The planned Oct. 13 mating of the satellite to its launch vehicle is “a monumental milestone” for the National Polar-orbiting Operational Environmental Satellite System (NPOESS) Preparatory Project (NPP), Andrew Carson, NPP program executive at NASA headquarters said.
NASA and Air Force officials also plan to conduct a full dress rehearsal of the NPP launch Oct. 21 and a launch readiness review Oct. 25. During the dress rehearsal for the $1.5 billion mission, the satellite and launch vehicle teams will be forced to respond to simulated anomalies while performing launch countdown procedures, Carson said during an Oct. 12 press briefing.

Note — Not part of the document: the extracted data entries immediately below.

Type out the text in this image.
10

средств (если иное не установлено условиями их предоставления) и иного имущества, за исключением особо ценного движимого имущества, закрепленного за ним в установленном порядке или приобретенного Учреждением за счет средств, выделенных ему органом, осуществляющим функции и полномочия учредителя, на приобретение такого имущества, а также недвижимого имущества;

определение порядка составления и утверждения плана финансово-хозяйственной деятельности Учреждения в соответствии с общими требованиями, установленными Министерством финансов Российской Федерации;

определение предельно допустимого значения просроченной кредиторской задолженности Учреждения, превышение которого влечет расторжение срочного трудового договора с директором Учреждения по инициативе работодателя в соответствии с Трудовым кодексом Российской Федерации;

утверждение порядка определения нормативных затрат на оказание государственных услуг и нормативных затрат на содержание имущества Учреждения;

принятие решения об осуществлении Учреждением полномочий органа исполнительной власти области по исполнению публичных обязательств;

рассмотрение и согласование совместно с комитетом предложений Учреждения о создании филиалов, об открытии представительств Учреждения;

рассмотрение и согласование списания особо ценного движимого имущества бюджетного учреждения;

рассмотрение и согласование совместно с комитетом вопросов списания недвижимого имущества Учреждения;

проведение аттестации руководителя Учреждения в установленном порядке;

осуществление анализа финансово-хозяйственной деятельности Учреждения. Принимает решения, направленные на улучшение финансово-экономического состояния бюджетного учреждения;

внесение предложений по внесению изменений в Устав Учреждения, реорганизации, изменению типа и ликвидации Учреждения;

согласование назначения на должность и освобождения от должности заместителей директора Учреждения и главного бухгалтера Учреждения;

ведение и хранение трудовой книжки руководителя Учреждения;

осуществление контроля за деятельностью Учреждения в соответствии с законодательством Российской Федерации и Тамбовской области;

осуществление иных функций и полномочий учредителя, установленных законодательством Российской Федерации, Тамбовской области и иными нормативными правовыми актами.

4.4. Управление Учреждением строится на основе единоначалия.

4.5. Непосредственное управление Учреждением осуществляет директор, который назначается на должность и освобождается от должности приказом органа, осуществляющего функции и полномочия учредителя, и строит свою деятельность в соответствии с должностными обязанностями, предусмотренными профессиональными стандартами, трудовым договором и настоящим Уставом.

Those exercises are designed to ensure the satellite can be launched successfully Oct. 27. After a tumultuous start, the NPP program is running smoothly, Carson said. Since a series of technical troubles and ballooning costs led to the cancellation in 2010 of the NPOESS program, an effort to meet military and civil requirements with a single mission, NPP, which was once billed as an effort to reduce risk by testing new sensors, has become a critical piece of the U.S. government’s Earth observing campaign. Officials at NASA and the National Oceanic and Atmospheric Administration (NOAA) consider NPP critical to preserving long-term climate records and improving day-to-day weather forecasting.
Many of the space-based sensors NASA and NOAA officials currently rely on to gather data on Earth and its atmosphere are well beyond their anticipated lifespan, leading to worries that the sensors will stop functioning before their replacements aboard NPP are fully operational, NASA and NOAA officials said. After NPP’s launch, government officials plan to spend approximately 18 months calibrating the spacecraft’s five instruments and validating the data they produce, Carson said in a Sept. 29 phone interview. As various data products become available, they will be fed into global climate models and made available to the public through NASA and NOAA websites, Carson added.
Some data sets important to weather forecasting may be available in six months, said Louis Uccellini, director of NOAA’s National Centers for Environmental Prediction in Camp Springs, Md.